In totale sono state sottratte al mercato circa quattro tonnellate di cannabis indica, non sativa: 2.467 piante, oltre 1.400 chilogrammi di infiorescenze, 12 litri di olio, resine e 42 chili di polline. Un quantitativo industriale, incompatibile con qualsiasi utilizzo consentito dalla normativa vigente.
L’operazione, condotta dai militari del Comando provinciale della Guardia di finanza di Cagliari e coordinata dalla Procura della Repubblica, ha preso avvio da una segnalazione della Sezione aerea delle Fiamme gialle di Elmas, che aveva individuato dall’alto una sospetta coltivazione nell’agro di Assemini. Gli accertamenti successivi hanno permesso di risalire a un fondo agricolo concesso in locazione a una ditta individuale formalmente attiva nella coltivazione di piante per fibre tessili, spezie e prodotti farmaceutici.
Ma l’attività reale, secondo gli investigatori, era ben diversa. Le Fiamme gialle del Nucleo di polizia economico-finanziaria, diretto dal colonnello Paolo Pettine, hanno individuato un sito internet riconducibile alla ditta, completo di shop online, attraverso il quale venivano messe liberamente in vendita infiorescenze di canapa e derivati come oli, pollini e resine. Una promozione massiccia che trovava ulteriore riscontro sui social media.
Dall’analisi complessiva è emerso che il vero core business dell’azienda non era la coltivazione lecita di canapa per usi industriali o alimentari, ma la produzione e la commercializzazione di infiorescenze e prodotti derivati, attività ritenuta fuori dai limiti di legge.

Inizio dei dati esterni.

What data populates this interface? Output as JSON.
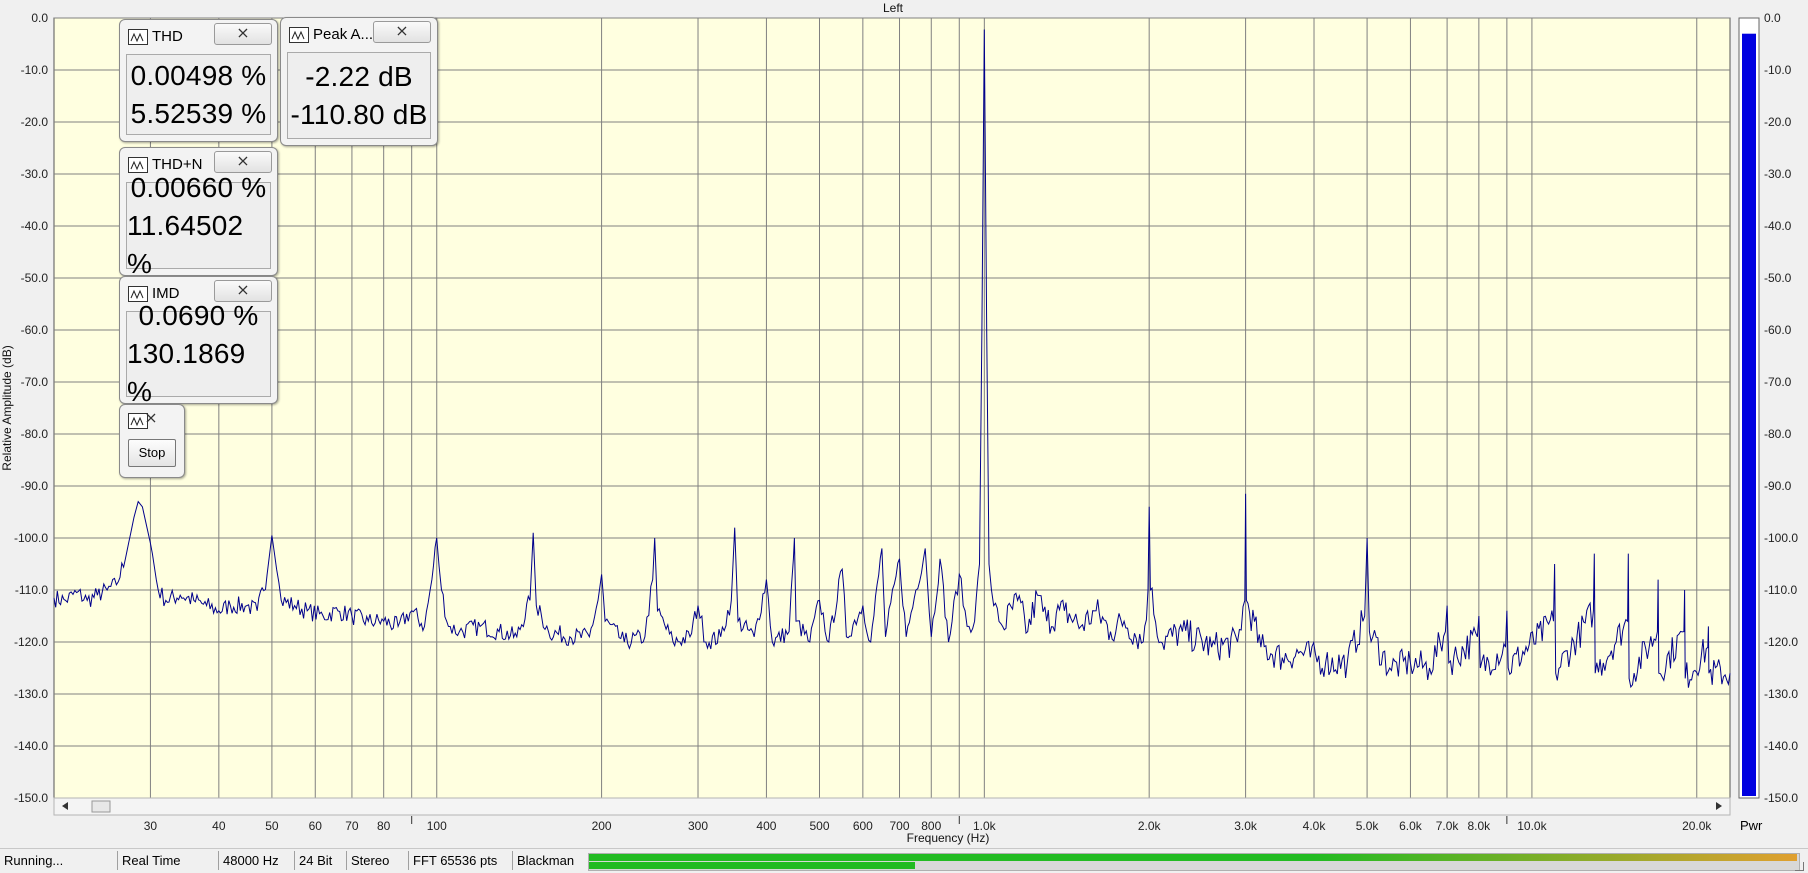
{
  "window": {
    "channel_title": "Left"
  },
  "meters": {
    "thd": {
      "title": "THD",
      "value1": "0.00498 %",
      "value2": "5.52539 %"
    },
    "peak": {
      "title": "Peak A...",
      "value1": "-2.22 dB",
      "value2": "-110.80 dB"
    },
    "thdn": {
      "title": "THD+N",
      "value1": "0.00660 %",
      "value2": "11.64502 %"
    },
    "imd": {
      "title": "IMD",
      "value1": "0.0690 %",
      "value2": "130.1869 %"
    },
    "control": {
      "stop_label": "Stop"
    },
    "close_glyph": "⨯"
  },
  "status_bar": {
    "state": "Running...",
    "mode": "Real Time",
    "sample_rate": "48000 Hz",
    "bit_depth": "24 Bit",
    "channels": "Stereo",
    "fft_size": "FFT 65536 pts",
    "window": "Blackman",
    "level_top": 1.0,
    "level_bottom": 0.27
  },
  "pwr_meter": {
    "label": "Pwr",
    "level": 0.99,
    "color": "#0000e0"
  },
  "colors": {
    "plot_bg": "#ffffe0",
    "trace": "#00008b",
    "grid": "#808080",
    "level_green": "#22bb22",
    "level_orange": "#e0a030"
  },
  "chart_data": {
    "type": "line",
    "title": "Left",
    "xlabel": "Frequency (Hz)",
    "ylabel": "Relative Amplitude (dB)",
    "x_scale": "log",
    "xlim": [
      20,
      23000
    ],
    "ylim": [
      -150,
      0
    ],
    "grid": true,
    "y_ticks": [
      "0.0",
      "-10.0",
      "-20.0",
      "-30.0",
      "-40.0",
      "-50.0",
      "-60.0",
      "-70.0",
      "-80.0",
      "-90.0",
      "-100.0",
      "-110.0",
      "-120.0",
      "-130.0",
      "-140.0",
      "-150.0"
    ],
    "pwr_ticks": [
      "0.0",
      "-10.0",
      "-20.0",
      "-30.0",
      "-40.0",
      "-50.0",
      "-60.0",
      "-70.0",
      "-80.0",
      "-90.0",
      "-100.0",
      "-110.0",
      "-120.0",
      "-130.0",
      "-140.0",
      "-150.0"
    ],
    "x_ticks": [
      {
        "label": "30",
        "f": 30
      },
      {
        "label": "40",
        "f": 40
      },
      {
        "label": "50",
        "f": 50
      },
      {
        "label": "60",
        "f": 60
      },
      {
        "label": "70",
        "f": 70
      },
      {
        "label": "80",
        "f": 80
      },
      {
        "label": "100",
        "f": 100
      },
      {
        "label": "200",
        "f": 200
      },
      {
        "label": "300",
        "f": 300
      },
      {
        "label": "400",
        "f": 400
      },
      {
        "label": "500",
        "f": 500
      },
      {
        "label": "600",
        "f": 600
      },
      {
        "label": "700",
        "f": 700
      },
      {
        "label": "800",
        "f": 800
      },
      {
        "label": "1.0k",
        "f": 1000
      },
      {
        "label": "2.0k",
        "f": 2000
      },
      {
        "label": "3.0k",
        "f": 3000
      },
      {
        "label": "4.0k",
        "f": 4000
      },
      {
        "label": "5.0k",
        "f": 5000
      },
      {
        "label": "6.0k",
        "f": 6000
      },
      {
        "label": "7.0k",
        "f": 7000
      },
      {
        "label": "8.0k",
        "f": 8000
      },
      {
        "label": "10.0k",
        "f": 10000
      },
      {
        "label": "20.0k",
        "f": 20000
      }
    ],
    "x_minor_grid": [
      90,
      900,
      9000
    ],
    "series": [
      {
        "values": [
          [
            20,
            -111.5
          ],
          [
            21,
            -112
          ],
          [
            22,
            -110.5
          ],
          [
            23,
            -112
          ],
          [
            24,
            -111
          ],
          [
            25,
            -110
          ],
          [
            26,
            -109
          ],
          [
            27,
            -104
          ],
          [
            28,
            -96
          ],
          [
            28.5,
            -93
          ],
          [
            29,
            -94
          ],
          [
            30,
            -101
          ],
          [
            31,
            -110
          ],
          [
            32,
            -112
          ],
          [
            34,
            -111
          ],
          [
            36,
            -112
          ],
          [
            38,
            -113
          ],
          [
            40,
            -114
          ],
          [
            42,
            -113
          ],
          [
            45,
            -113
          ],
          [
            47,
            -114
          ],
          [
            49,
            -107
          ],
          [
            50,
            -99.5
          ],
          [
            51,
            -106
          ],
          [
            52,
            -112
          ],
          [
            55,
            -113
          ],
          [
            58,
            -114
          ],
          [
            62,
            -115
          ],
          [
            66,
            -114
          ],
          [
            70,
            -115
          ],
          [
            75,
            -116
          ],
          [
            80,
            -116
          ],
          [
            85,
            -117
          ],
          [
            90,
            -114
          ],
          [
            95,
            -117
          ],
          [
            98,
            -108
          ],
          [
            100,
            -100
          ],
          [
            102,
            -110
          ],
          [
            105,
            -117
          ],
          [
            110,
            -118
          ],
          [
            120,
            -117
          ],
          [
            130,
            -118
          ],
          [
            140,
            -119
          ],
          [
            148,
            -112
          ],
          [
            150,
            -99
          ],
          [
            152,
            -113
          ],
          [
            160,
            -118
          ],
          [
            175,
            -119
          ],
          [
            190,
            -119
          ],
          [
            197,
            -112
          ],
          [
            200,
            -107
          ],
          [
            203,
            -116
          ],
          [
            220,
            -120
          ],
          [
            240,
            -119
          ],
          [
            248,
            -108
          ],
          [
            250,
            -100
          ],
          [
            253,
            -114
          ],
          [
            270,
            -120
          ],
          [
            290,
            -119
          ],
          [
            300,
            -113
          ],
          [
            310,
            -120
          ],
          [
            330,
            -119
          ],
          [
            345,
            -112
          ],
          [
            350,
            -98
          ],
          [
            355,
            -116
          ],
          [
            380,
            -119
          ],
          [
            400,
            -108
          ],
          [
            410,
            -120
          ],
          [
            440,
            -118
          ],
          [
            448,
            -104
          ],
          [
            450,
            -100
          ],
          [
            453,
            -116
          ],
          [
            480,
            -120
          ],
          [
            500,
            -112
          ],
          [
            520,
            -120
          ],
          [
            550,
            -106
          ],
          [
            560,
            -119
          ],
          [
            600,
            -113
          ],
          [
            620,
            -120
          ],
          [
            650,
            -102
          ],
          [
            660,
            -119
          ],
          [
            700,
            -104
          ],
          [
            720,
            -119
          ],
          [
            750,
            -110
          ],
          [
            780,
            -102
          ],
          [
            800,
            -119
          ],
          [
            830,
            -104
          ],
          [
            860,
            -120
          ],
          [
            900,
            -107
          ],
          [
            930,
            -117
          ],
          [
            960,
            -116
          ],
          [
            980,
            -105
          ],
          [
            990,
            -60
          ],
          [
            1000,
            -2.22
          ],
          [
            1010,
            -60
          ],
          [
            1020,
            -105
          ],
          [
            1040,
            -113
          ],
          [
            1080,
            -117
          ],
          [
            1150,
            -112
          ],
          [
            1200,
            -118
          ],
          [
            1250,
            -111
          ],
          [
            1300,
            -116
          ],
          [
            1400,
            -114
          ],
          [
            1500,
            -117
          ],
          [
            1600,
            -114
          ],
          [
            1700,
            -118
          ],
          [
            1800,
            -116
          ],
          [
            1950,
            -120
          ],
          [
            1990,
            -110
          ],
          [
            2000,
            -94
          ],
          [
            2010,
            -110
          ],
          [
            2100,
            -120
          ],
          [
            2300,
            -118
          ],
          [
            2600,
            -121
          ],
          [
            2900,
            -120
          ],
          [
            2990,
            -112
          ],
          [
            3000,
            -91.5
          ],
          [
            3010,
            -112
          ],
          [
            3200,
            -121
          ],
          [
            3500,
            -123
          ],
          [
            3800,
            -122
          ],
          [
            4200,
            -124
          ],
          [
            4600,
            -124
          ],
          [
            4950,
            -115
          ],
          [
            5000,
            -100
          ],
          [
            5050,
            -118
          ],
          [
            5500,
            -125
          ],
          [
            6000,
            -124
          ],
          [
            6500,
            -125
          ],
          [
            6950,
            -118
          ],
          [
            7000,
            -113
          ],
          [
            7050,
            -124
          ],
          [
            7950,
            -119
          ],
          [
            8000,
            -115
          ],
          [
            8050,
            -125
          ],
          [
            8950,
            -121
          ],
          [
            9000,
            -114
          ],
          [
            9050,
            -125
          ],
          [
            10950,
            -116
          ],
          [
            11000,
            -105
          ],
          [
            11050,
            -126
          ],
          [
            12950,
            -114
          ],
          [
            13000,
            -103
          ],
          [
            13050,
            -126
          ],
          [
            14950,
            -116
          ],
          [
            15000,
            -103
          ],
          [
            15050,
            -127
          ],
          [
            16950,
            -118
          ],
          [
            17000,
            -108
          ],
          [
            17050,
            -126
          ],
          [
            18950,
            -118
          ],
          [
            19000,
            -110
          ],
          [
            19050,
            -127
          ],
          [
            20950,
            -121
          ],
          [
            21000,
            -117
          ],
          [
            21050,
            -126
          ],
          [
            23000,
            -126
          ]
        ]
      }
    ]
  }
}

Oltre alla piantagione, i finanzieri hanno sequestrato infiorescenze già confezionate per la vendita, centinaia di flaconi di olio di canapa e “polline grezzo” destinato alla preparazione di hashish. Il materiale era custodito in un locale commerciale adibito a laboratorio, dotato di attrezzature per il confezionamento finale: imballaggi, etichette e involucri con il marchio della ditta.
Le analisi effettuate dal laboratorio chimico dell’Agenzia delle Dogane e dei Monopoli hanno confermato la presenza di Thc con valori fino allo 0,79%, superiori ai limiti consentiti. Durante i controlli sono state inoltre riscontrate irregolarità in materia di lavoro sommerso, ora al vaglio degli inquirenti.
Un’operazione che, secondo gli investigatori, ha evitato l’immissione sul mercato di un’ingente quantità di droga e smascherato un sistema imprenditoriale che, dietro una facciata agricola, nascondeva un’attività illegale su larga scala.